The nurse turned off the pitocin and the epidural drip. Soon, I started to feel my natural contractions again, and this time, they made me angry. I cussed and swore at them. Why should I have to go through these when they're all for nothing, when they aren't going to bring me my baby, I asked Stephen and our doula, finally near tears.
They said our doula could come be with me in the operating room with Stephen. He kissed me goodbye, and I was brought in to prep alone. That part was the hardest. I was scared of what to expect, and even though I felt as if we'd exhausted all our options and made as informed a decision as we could, I was still bummed that all my hard work — and months of preparation and hopes and visions of a natural, drug-free birth — was resulting in the one outcome I'd most hoped to avoid. A c-section seemed so cold and clinical and sterile and ... scary.

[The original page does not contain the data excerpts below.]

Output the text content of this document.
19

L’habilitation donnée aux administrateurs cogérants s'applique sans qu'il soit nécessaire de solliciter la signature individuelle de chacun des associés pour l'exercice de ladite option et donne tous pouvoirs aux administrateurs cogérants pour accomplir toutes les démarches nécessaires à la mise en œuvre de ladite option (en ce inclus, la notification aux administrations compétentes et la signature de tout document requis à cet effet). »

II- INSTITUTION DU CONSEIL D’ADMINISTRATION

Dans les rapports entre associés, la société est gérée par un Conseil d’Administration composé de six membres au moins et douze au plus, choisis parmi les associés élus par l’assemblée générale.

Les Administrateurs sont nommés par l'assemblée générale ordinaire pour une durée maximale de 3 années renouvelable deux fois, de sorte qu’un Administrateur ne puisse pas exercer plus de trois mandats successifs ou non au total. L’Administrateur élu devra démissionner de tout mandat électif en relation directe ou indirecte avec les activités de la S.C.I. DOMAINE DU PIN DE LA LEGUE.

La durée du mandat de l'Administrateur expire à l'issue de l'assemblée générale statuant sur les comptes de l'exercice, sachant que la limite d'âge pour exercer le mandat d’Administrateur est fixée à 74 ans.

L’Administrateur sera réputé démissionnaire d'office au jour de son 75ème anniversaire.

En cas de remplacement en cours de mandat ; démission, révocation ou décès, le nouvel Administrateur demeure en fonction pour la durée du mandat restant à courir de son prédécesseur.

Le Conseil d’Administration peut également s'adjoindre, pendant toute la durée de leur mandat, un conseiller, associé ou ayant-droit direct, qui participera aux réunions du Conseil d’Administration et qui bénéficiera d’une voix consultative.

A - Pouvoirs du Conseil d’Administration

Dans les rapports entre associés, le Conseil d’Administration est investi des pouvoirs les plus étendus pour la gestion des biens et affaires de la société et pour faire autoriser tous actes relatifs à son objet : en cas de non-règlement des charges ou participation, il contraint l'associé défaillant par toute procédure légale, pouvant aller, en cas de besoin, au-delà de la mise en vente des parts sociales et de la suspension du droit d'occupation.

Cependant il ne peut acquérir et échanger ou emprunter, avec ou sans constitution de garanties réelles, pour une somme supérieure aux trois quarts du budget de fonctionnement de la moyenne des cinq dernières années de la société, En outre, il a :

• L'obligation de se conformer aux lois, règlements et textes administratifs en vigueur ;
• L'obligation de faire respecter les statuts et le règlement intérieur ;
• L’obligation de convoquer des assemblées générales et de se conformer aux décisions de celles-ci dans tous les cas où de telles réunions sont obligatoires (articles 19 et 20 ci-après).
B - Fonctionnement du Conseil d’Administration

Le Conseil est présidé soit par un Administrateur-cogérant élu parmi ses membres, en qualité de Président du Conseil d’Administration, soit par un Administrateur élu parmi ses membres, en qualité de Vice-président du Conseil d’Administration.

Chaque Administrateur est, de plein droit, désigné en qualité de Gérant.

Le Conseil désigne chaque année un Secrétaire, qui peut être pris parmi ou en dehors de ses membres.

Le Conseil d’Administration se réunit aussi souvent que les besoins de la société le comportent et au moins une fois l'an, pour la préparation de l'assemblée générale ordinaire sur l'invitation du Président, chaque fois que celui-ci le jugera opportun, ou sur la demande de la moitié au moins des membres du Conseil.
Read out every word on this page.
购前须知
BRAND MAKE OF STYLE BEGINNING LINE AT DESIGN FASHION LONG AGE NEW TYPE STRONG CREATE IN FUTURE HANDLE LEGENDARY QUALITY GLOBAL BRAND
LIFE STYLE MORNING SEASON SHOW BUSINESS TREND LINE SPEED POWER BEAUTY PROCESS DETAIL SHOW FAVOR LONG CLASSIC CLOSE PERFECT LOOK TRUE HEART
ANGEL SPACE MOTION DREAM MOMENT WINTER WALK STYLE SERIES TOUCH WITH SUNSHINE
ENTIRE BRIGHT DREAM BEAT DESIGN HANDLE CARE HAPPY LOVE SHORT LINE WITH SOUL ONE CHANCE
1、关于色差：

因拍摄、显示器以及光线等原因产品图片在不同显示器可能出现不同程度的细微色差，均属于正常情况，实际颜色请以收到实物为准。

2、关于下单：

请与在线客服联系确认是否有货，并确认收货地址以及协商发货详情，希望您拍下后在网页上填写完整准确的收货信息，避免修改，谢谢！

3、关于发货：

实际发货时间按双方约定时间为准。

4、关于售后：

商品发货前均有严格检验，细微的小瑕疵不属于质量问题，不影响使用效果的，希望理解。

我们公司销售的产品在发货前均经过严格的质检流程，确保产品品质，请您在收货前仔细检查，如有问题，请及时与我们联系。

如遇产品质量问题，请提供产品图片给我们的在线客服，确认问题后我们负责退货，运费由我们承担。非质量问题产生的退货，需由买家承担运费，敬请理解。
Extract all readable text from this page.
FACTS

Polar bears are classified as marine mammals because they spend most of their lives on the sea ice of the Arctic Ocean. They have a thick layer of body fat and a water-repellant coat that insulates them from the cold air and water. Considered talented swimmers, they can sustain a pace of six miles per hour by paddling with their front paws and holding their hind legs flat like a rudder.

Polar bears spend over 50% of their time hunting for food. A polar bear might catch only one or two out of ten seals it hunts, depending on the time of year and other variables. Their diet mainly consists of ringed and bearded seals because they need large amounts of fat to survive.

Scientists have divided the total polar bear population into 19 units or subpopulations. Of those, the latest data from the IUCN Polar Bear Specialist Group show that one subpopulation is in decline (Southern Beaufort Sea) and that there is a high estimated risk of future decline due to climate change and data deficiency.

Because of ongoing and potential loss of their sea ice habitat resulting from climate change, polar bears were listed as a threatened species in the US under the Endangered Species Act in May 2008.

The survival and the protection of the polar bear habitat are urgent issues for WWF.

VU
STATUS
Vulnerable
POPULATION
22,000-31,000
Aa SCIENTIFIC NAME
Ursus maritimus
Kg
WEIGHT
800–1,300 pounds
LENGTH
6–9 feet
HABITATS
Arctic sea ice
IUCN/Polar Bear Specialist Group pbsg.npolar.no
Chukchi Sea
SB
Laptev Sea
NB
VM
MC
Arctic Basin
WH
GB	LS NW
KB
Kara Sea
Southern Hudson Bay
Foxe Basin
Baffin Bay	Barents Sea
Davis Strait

But in the end, it wasn't scary. It was so happy. When Stephen and our doula joined me at last, the doula reminded me that I was still having a baby, that a birth was about to happen. That helped me feel less scared. Even better, my regular OB happened to be starting his on-call shift the hospital, so he came to assist at the surgery. It was nice to hear his familiar, grandfatherly voice. And when I felt the procedure start, the reality of it hit me, and I started to cry as I clutched Stephen's hand — tears of joy, not fear: "We're about to meet our baby!" We stared into each other's eyes until suddenly I heard a huge, lusty cry, and there he was — our big boy, born 5:01 p.m., weighing 8 pounds and 9.75 ounces, 21 inches long. (He was born with a sloped head, due to his position in my pelvis, but it went away in a day or two.) Stephen stood up to see over the blue surgical screen. He looked like a big, angry, coneheaded baby, Steve said later. They brought him behind the screen to show us before cleaning off the blood, and it was just amazing and miraculous. I was sobbing. And when our OB proceeded to sing "Happy Birthday" to Daniel, and the rest of the staff joined in, even our doula was teary-eyed.
After they cleaned Daniel, they let Stephen and I spend some time holding him behind the screen, and that was when I first got to touch him and kiss him and cry over him. I think my husband had some tears of joy, too. (I cried with pride, too, when they told us his two APGAR scores — which test the baby's functions at birth and five minutes of age — were 9 out of 10. And no one gets 10s. That's my overachiever!) Stephen and Daniel left together, with the doula and cameras in tow, to go to the nursery and get him weighed and tested.
Meanwhile, I was wheeled to recovery — which happens to be right next door to the tub room where I'd labored the night before. Within two hours, Daniel was back in my arms, and I started to nurse him. That was another amazing moment. If I ever had any doubts about my ability to breastfeed, they went away when Daniel went rooting around for his dinner and found it. He is the most eager and lusty little breastfeeder I could have imagined! Thank God my milk supply is meeting his demand. Although he lost a little weight before my milk came in, he had gained back his birth weight and more as of yesterday. Way to go, Daniel!